In the midst of the #MeToo movement, there should be a heightened awareness of what constitutes inappropriate behaviour in a workplace setting. Unfortunately, some lawyers are failing to take note. Even in interviews with our team certain partners (not, it must be said, from the firms above) are displaying the same bullying and harassing behaviour that has dropped those at other firms into hot water.
In October, one member of our editorial team was subjected to unwelcome advances from a law firm partner that shall remain nameless. Then, only a few days later, she was told by a different partner at another firm that the secret to his youthful appearance was the number of women he’d ‘had’; information our co-worker neither requested nor had any interest in knowing.
Although able to brush off the second incident and focus on the reason she was there, the first encounter was more unsettling. Never for a minute did she feel in any danger – they were in a public place, in broad daylight, having coffee – but the partner’s constant touching, comments on her appearance, persistent dinner invites, and total lack of interest in talking about anything related to The Legal 500 made for a very uncomfortable meeting.
Aware the partner’s behaviour was unacceptable, our colleague was concerned that any reaction would come across as her ‘making a big deal of it’ and would increase the awkwardness of the situation. In the end, she was relieved the lawyer in question had somewhere to be immediately
after the meeting, allowing her to make an escape.
However, in advance of this meeting our co-worker gave this individual her mobile number so they could contact each other in the event either of them was running late. That evening she received a text message from the partner informing her he was ‘upset’ they couldn’t have drinks that night but that he would send through an invite to connect over Telegram – the encrypted cloud-based messaging app – for ‘a more secure communication line’. She didn’t respond and, fortunately, the lawyer hasn’t contacted her since.
Like many women, our colleague has experienced this sort of behaviour in bars and clubs, but she didn’t expect it in a fairly innocuous afternoon work meeting. Reports in the press have made it apparent that this sort of unseemly behaviour (and much worse) is fairly prevalent in some law firms, with associates, trainees, and support staff targeted by those in power.
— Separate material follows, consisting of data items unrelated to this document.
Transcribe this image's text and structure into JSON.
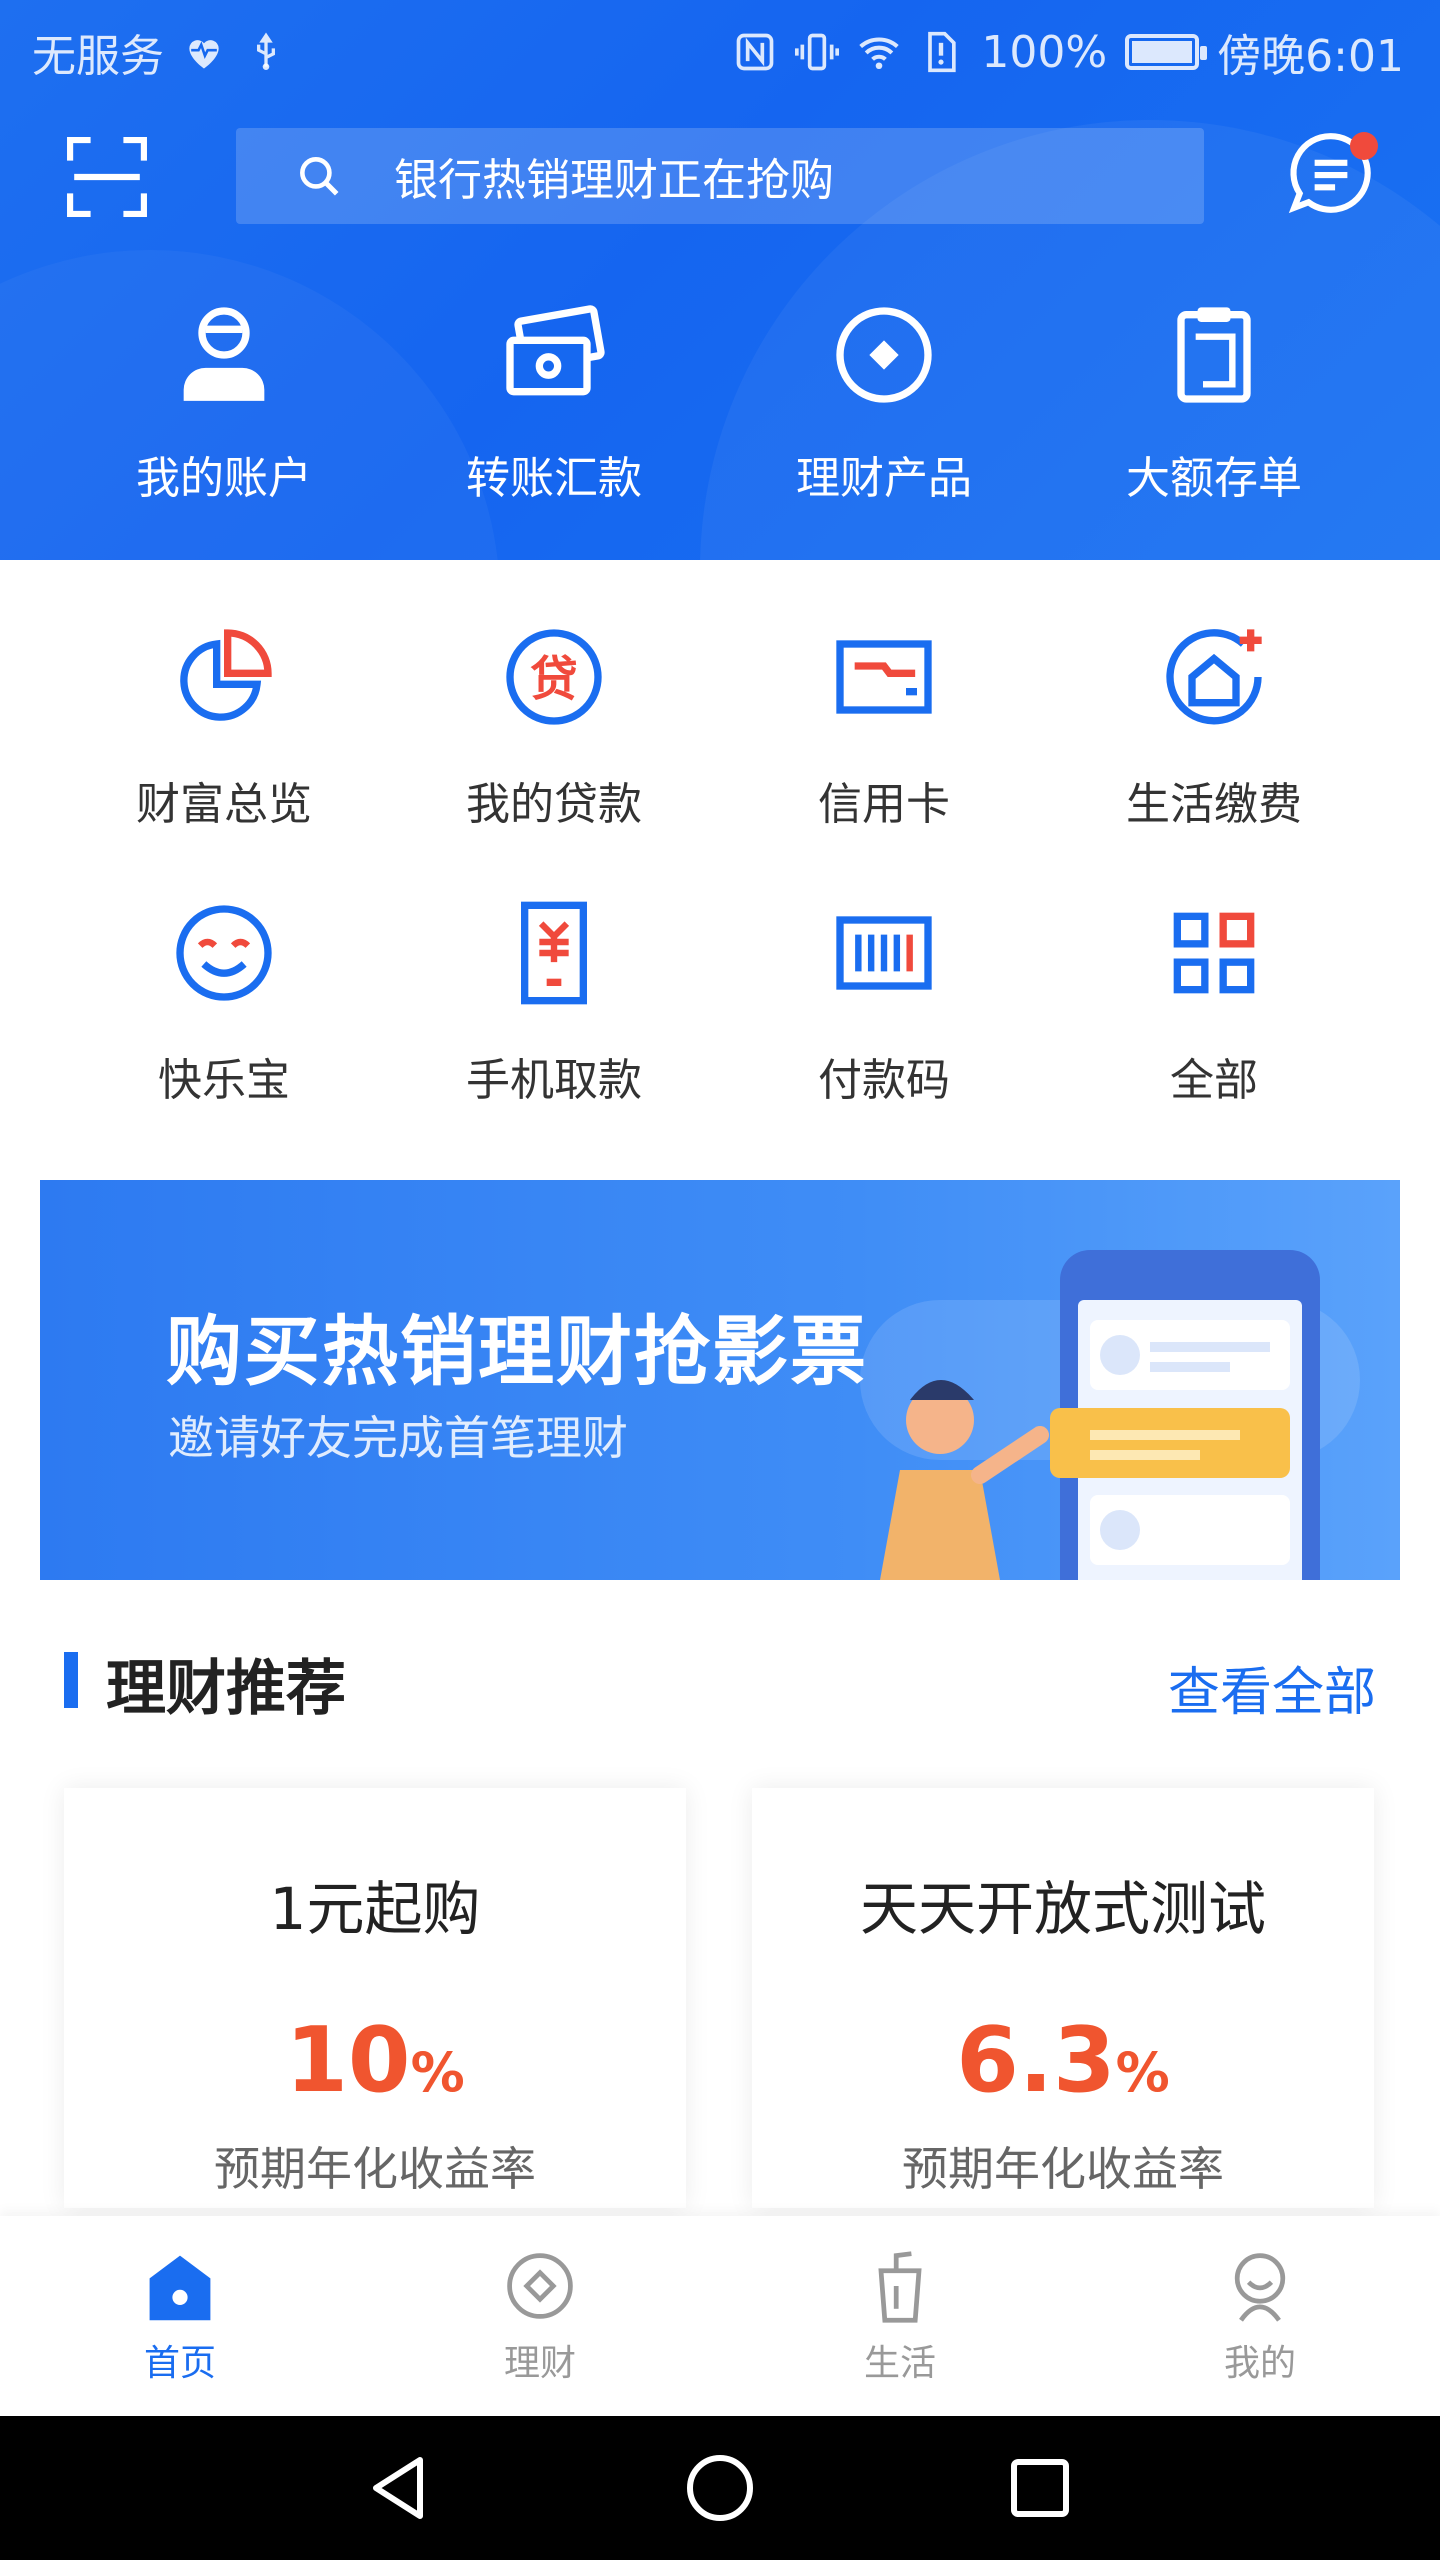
{
  "status_bar": {
    "carrier": "无服务",
    "battery": "100%",
    "time": "傍晚6:01"
  },
  "search": {
    "placeholder": "银行热销理财正在抢购"
  },
  "quick_actions": [
    {
      "label": "我的账户",
      "icon": "user-icon"
    },
    {
      "label": "转账汇款",
      "icon": "transfer-icon"
    },
    {
      "label": "理财产品",
      "icon": "diamond-icon"
    },
    {
      "label": "大额存单",
      "icon": "certificate-icon"
    }
  ],
  "grid": [
    {
      "label": "财富总览",
      "icon": "pie-chart-icon"
    },
    {
      "label": "我的贷款",
      "icon": "loan-icon"
    },
    {
      "label": "信用卡",
      "icon": "credit-card-icon"
    },
    {
      "label": "生活缴费",
      "icon": "home-plus-icon"
    },
    {
      "label": "快乐宝",
      "icon": "smile-icon"
    },
    {
      "label": "手机取款",
      "icon": "phone-withdraw-icon"
    },
    {
      "label": "付款码",
      "icon": "barcode-icon"
    },
    {
      "label": "全部",
      "icon": "grid-icon"
    }
  ],
  "banner": {
    "title": "购买热销理财抢影票",
    "subtitle": "邀请好友完成首笔理财"
  },
  "section": {
    "title": "理财推荐",
    "more": "查看全部"
  },
  "products": [
    {
      "name": "1元起购",
      "rate": "10",
      "unit": "%",
      "rate_label": "预期年化收益率"
    },
    {
      "name": "天天开放式测试",
      "rate": "6.3",
      "unit": "%",
      "rate_label": "预期年化收益率"
    }
  ],
  "tabs": [
    {
      "label": "首页",
      "icon": "home-icon",
      "active": true
    },
    {
      "label": "理财",
      "icon": "wealth-icon",
      "active": false
    },
    {
      "label": "生活",
      "icon": "life-icon",
      "active": false
    },
    {
      "label": "我的",
      "icon": "profile-icon",
      "active": false
    }
  ],
  "colors": {
    "brand": "#1a6df0",
    "accent": "#f0552f",
    "icon_red": "#f04a3c"
  }
}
It is a persistent problem that #MeToo has yet to fix, so perhaps it is inevitable such inappropriateness can cross over into lawyers’ meetings with representatives from the legal directories.
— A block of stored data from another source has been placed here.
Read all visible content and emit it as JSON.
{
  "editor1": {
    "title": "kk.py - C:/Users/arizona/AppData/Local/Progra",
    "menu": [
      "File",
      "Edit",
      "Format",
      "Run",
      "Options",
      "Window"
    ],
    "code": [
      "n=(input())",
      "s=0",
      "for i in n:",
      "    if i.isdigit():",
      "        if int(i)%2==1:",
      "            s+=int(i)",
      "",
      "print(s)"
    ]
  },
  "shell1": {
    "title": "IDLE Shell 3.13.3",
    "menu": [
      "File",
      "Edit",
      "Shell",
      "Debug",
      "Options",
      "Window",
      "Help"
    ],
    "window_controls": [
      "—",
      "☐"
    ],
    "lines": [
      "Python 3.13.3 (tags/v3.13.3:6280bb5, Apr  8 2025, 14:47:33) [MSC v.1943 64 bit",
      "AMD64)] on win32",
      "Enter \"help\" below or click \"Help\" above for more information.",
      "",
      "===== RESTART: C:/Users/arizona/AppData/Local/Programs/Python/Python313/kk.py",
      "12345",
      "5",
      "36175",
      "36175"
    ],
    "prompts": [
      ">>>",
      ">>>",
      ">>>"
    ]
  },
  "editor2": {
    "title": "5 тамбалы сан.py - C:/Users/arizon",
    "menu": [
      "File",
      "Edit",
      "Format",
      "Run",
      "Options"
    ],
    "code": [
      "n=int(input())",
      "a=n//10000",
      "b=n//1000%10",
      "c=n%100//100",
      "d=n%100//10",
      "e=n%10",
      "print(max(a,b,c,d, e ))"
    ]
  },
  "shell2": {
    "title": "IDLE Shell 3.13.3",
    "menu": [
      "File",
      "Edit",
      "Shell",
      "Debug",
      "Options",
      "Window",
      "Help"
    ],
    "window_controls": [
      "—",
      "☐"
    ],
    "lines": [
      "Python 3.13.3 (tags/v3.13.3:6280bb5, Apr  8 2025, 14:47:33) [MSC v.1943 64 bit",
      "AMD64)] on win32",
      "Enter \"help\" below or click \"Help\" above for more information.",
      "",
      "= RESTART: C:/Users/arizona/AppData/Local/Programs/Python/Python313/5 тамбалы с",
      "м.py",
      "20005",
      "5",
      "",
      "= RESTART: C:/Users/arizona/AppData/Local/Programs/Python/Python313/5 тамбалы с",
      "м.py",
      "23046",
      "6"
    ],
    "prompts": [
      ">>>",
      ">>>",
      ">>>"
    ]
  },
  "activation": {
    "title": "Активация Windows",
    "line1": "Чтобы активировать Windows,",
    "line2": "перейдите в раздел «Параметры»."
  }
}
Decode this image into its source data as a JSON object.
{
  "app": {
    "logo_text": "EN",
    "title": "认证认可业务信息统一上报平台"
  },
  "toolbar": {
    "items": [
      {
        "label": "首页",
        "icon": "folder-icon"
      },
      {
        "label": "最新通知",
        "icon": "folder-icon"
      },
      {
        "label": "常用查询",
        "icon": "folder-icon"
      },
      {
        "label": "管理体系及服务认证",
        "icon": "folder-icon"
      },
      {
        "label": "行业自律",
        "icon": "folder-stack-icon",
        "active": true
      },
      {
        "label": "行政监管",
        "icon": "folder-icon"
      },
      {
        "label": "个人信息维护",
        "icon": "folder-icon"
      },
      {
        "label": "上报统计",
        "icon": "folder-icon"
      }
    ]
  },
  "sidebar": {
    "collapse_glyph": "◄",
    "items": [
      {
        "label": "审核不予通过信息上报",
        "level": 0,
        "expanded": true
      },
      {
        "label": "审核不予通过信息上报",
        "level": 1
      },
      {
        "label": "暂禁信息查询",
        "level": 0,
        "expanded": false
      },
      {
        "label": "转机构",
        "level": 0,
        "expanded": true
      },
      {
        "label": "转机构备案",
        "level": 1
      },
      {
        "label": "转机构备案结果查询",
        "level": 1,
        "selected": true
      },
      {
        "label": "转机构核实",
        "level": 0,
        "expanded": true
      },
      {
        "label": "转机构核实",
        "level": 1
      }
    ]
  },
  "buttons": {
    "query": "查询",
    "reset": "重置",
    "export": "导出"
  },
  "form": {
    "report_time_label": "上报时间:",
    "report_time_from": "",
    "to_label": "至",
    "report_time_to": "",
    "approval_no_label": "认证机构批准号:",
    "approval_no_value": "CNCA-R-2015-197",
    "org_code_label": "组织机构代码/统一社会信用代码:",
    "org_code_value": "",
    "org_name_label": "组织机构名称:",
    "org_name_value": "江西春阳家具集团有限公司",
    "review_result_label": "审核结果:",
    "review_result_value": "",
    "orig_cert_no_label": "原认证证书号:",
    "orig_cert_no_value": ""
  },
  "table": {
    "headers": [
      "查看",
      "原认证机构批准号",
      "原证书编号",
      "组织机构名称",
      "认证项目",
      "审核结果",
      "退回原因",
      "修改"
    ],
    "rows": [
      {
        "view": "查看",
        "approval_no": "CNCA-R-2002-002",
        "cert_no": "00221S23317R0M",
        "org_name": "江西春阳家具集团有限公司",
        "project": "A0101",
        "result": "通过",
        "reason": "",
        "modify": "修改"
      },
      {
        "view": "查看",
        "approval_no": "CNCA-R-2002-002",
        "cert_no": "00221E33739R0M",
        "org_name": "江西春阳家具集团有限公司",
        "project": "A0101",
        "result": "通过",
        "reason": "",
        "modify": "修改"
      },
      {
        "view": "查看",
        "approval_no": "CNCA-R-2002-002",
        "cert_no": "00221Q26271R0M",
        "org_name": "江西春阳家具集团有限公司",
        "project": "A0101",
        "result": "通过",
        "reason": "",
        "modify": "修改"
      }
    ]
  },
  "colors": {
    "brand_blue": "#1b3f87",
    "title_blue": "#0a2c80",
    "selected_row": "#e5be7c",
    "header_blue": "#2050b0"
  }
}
The above incident is not a one off. Having spoken to members of our editorial team, senior management at The Legal 500 were shocked to discover other examples of inappropriate or unprofessional conduct initiated by lawyers during the research process for our various guides. Although incredibly difficult for some to come forward with this information, we heard of unacceptable exchanges which ranged from ill-conceived attempts at flirting to misogyny and sexism directed at our female researchers, and even instances where well-known partners, unhappy with their current rankings, shouted at and belittled researchers during interviews.
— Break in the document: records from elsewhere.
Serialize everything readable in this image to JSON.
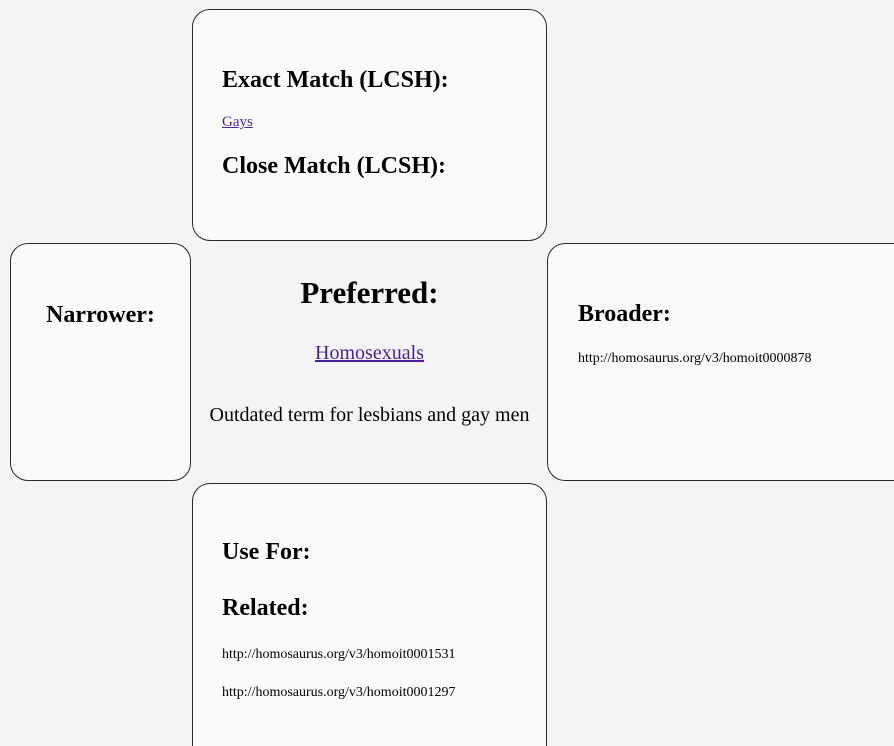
{
  "exact_match": {
    "heading": "Exact Match (LCSH):",
    "link": "Gays"
  },
  "close_match": {
    "heading": "Close Match (LCSH):"
  },
  "narrower": {
    "heading": "Narrower:"
  },
  "preferred": {
    "heading": "Preferred:",
    "term": "Homosexuals",
    "definition": "Outdated term for lesbians and gay men"
  },
  "broader": {
    "heading": "Broader:",
    "uri": "http://homosaurus.org/v3/homoit0000878"
  },
  "use_for": {
    "heading": "Use For:"
  },
  "related": {
    "heading": "Related:",
    "uris": [
      "http://homosaurus.org/v3/homoit0001531",
      "http://homosaurus.org/v3/homoit0001297"
    ]
  }
}
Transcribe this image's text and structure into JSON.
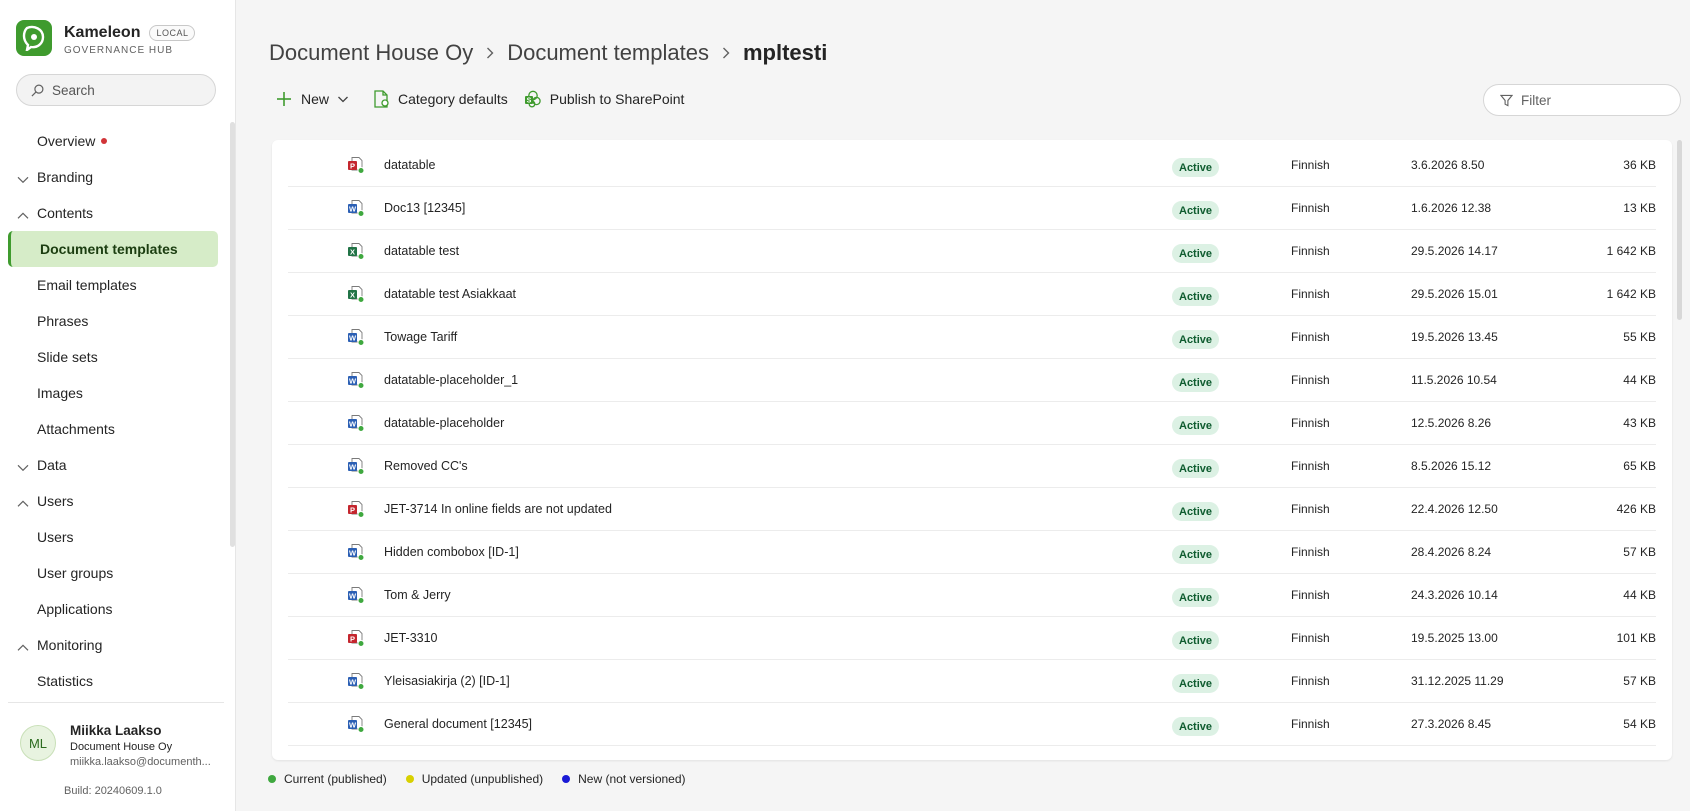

This is the ugly side of law firm research. For the record, we will not tolerate abusive or harassing behaviour directed at any of our team. Our researchers should feel safe going into any meeting with any partner around the globe. It is not acceptable to treat research interviews as pick-up opportunities or to vent your frustrations at junior members of our team. While we don’t mind healthy debate, abuse and hostile questioning of our professional judgement is not acceptable. We expect our team to act with professionalism when meeting firms, and we expect the same in return.
Going forward, we’ll be encouraging our editors and researchers to call out unacceptable behaviour and will be empowering them to walk away from meetings where they feel unsafe or are not treated with the respect they deserve. A report of the offences will be sent to the firm’s senior management and, in the most extreme cases, research into those offending partners’ practices will be terminated. Clients depend on us to help them make the right decision when instructing external legal providers; how can we possibly recommend a practice if those inside it are behaving in the manner described above?